[SPARK-19058][SQL] fix partition related behaviors with DataFrameWriter.saveAsTable #16460

cloud-fan · 2017-01-03T13:12:25Z

What changes were proposed in this pull request?

When we append data to a partitioned table with DataFrameWriter.saveAsTable, there are 2 issues:

doesn't work when the partition has custom location.
will recover all partitions

This PR fixes them by moving the special partition handling code from DataSourceAnalysis to InsertIntoHadoopFsRelationCommand, so that the DataFrameWriter.saveAsTable code path can also benefit from it.

How was this patch tested?

newly added regression tests

cloud-fan · 2017-01-03T13:12:42Z

cc @ericl @gatorsmile @yhuai

SparkQA · 2017-01-03T15:28:04Z

Test build #70815 has finished for PR 16460 at commit 7f4f360.

This patch passes all tests.
This patch merges cleanly.
This patch adds no public classes.

ericl · 2017-01-03T18:33:28Z

sql/core/src/main/scala/org/apache/spark/sql/execution/datasources/DataSource.scala

            options = options,
            query = data.logicalPlan,
            mode = mode,
-            catalogTable = catalogTable)
+            catalogTable = catalogTable,
+            fileIndex = fileIndex)


Should we be issuing refresh table instead of refreshing the index directly?

I was following the original behavior: https://github.com/apache/spark/pull/16460/files#diff-d99813bd5bbc18277e4090475e4944cfL240

Besides, it's hard to issue refresh table at DataSourceAnalysis. The table could be a temp view, and the CatalogTable in LogicalRelation could be empty. Then we lose the table identifier and can not issue refresh table.

ericl · 2017-01-03T18:35:32Z

sql/core/src/main/scala/org/apache/spark/sql/DataFrameWriter.scala

-        createTable(tableIdent)
+        createTable(tableIdentWithDB)
+        // Refresh the cache of the table in the catalog.
+        catalog.refreshTable(tableIdentWithDB)

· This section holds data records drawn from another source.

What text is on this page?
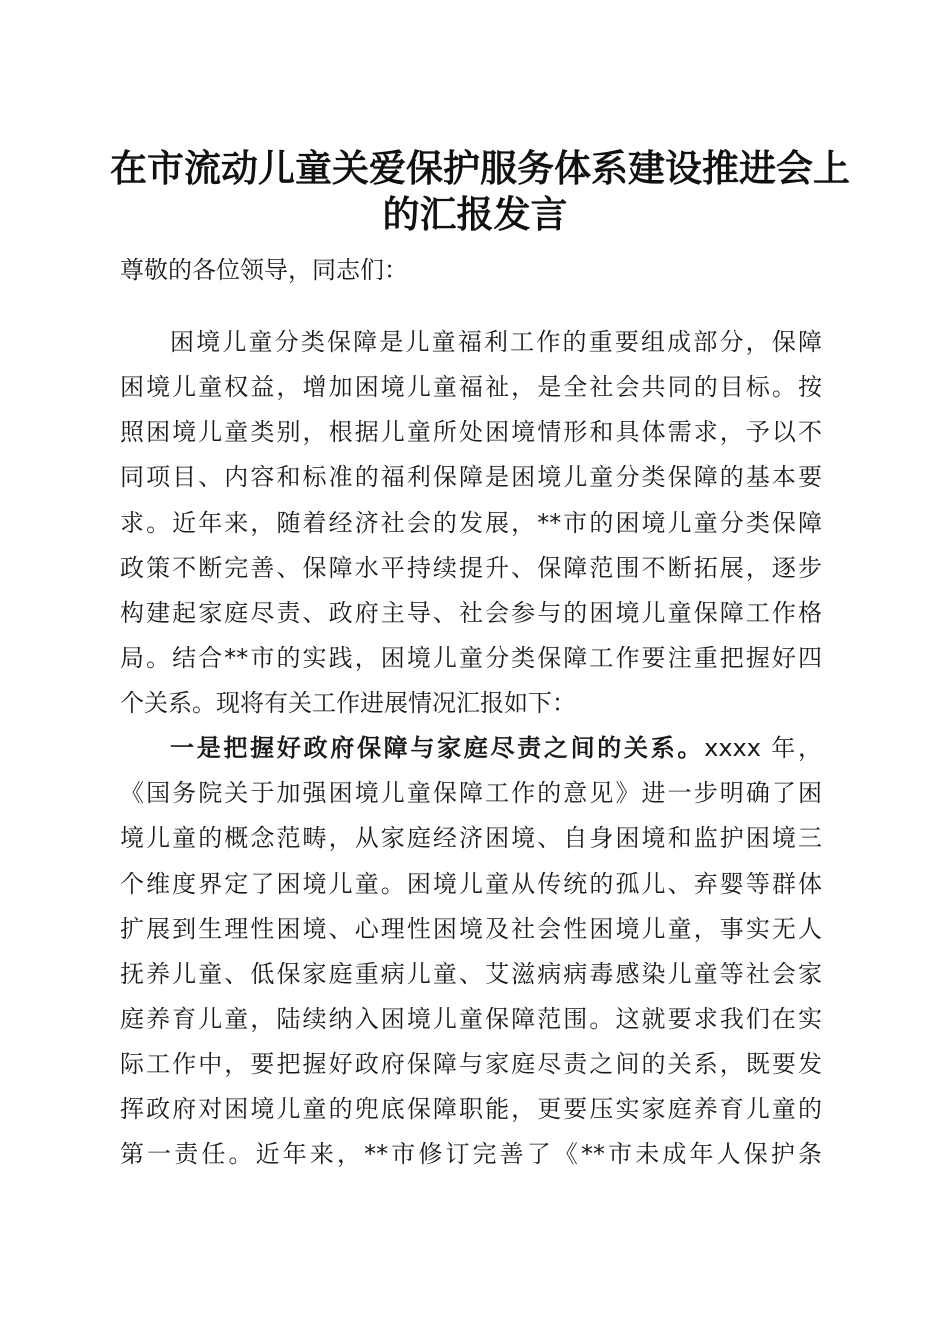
在市流动儿童关爱保护服务体系建设推进会上
的汇报发言

尊敬的各位领导，同志们：

困境儿童分类保障是儿童福利工作的重要组成部分，保障

困境儿童权益，增加困境儿童福祉，是全社会共同的目标。按

照困境儿童类别，根据儿童所处困境情形和具体需求，予以不

同项目、内容和标准的福利保障是困境儿童分类保障的基本要

求。近年来，随着经济社会的发展，**市的困境儿童分类保障

政策不断完善、保障水平持续提升、保障范围不断拓展，逐步

构建起家庭尽责、政府主导、社会参与的困境儿童保障工作格

局。结合**市的实践，困境儿童分类保障工作要注重把握好四

个关系。现将有关工作进展情况汇报如下：

一是把握好政府保障与家庭尽责之间的关系。xxxx 年，

《国务院关于加强困境儿童保障工作的意见》进一步明确了困

境儿童的概念范畴，从家庭经济困境、自身困境和监护困境三

个维度界定了困境儿童。困境儿童从传统的孤儿、弃婴等群体

扩展到生理性困境、心理性困境及社会性困境儿童，事实无人

抚养儿童、低保家庭重病儿童、艾滋病病毒感染儿童等社会家

庭养育儿童，陆续纳入困境儿童保障范围。这就要求我们在实

际工作中，要把握好政府保障与家庭尽责之间的关系，既要发

挥政府对困境儿童的兜底保障职能，更要压实家庭养育儿童的

第一责任。近年来，**市修订完善了《**市未成年人保护条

Is this already done by the insertion command?

I moved it from insertion command to here, as we only need to refresh the table for overwrite. For append, we only need to refresh the FileIndex

gatorsmile · 2017-01-04T01:36:32Z

...ain/scala/org/apache/spark/sql/execution/datasources/InsertIntoHadoopFsRelationCommand.scala

@@ -74,12 +69,29 @@ case class InsertIntoHadoopFsRelationCommand(
    val fs = outputPath.getFileSystem(hadoopConf)
    val qualifiedOutputPath = outputPath.makeQualified(fs.getUri, fs.getWorkingDirectory)

+    val partitionsTrackedByCatalog = catalogTable.isDefined &&
+      catalogTable.get.partitionColumnNames.nonEmpty &&
+      catalogTable.get.tracksPartitionsInCatalog


Also check sparkSession.sessionState.conf.manageFilesourcePartitions?

This is something I wanna check with @ericl . What if users create a table with partition management, then turn it off, and read this table? If we treat this table as normal table, then the data in custom partition path will be ignored.

I think we should respect the partition management flag when the table was created, not when the table is read.

Hm, in other parts of the code we assume that the feature is completely disabled when the flag is off. This is probably needed since there is no way to revert a table otherwise.

do you mean we should completely ignore the partition information in metastore, when the flag is off, so that we should also ignore the data in custom partition path?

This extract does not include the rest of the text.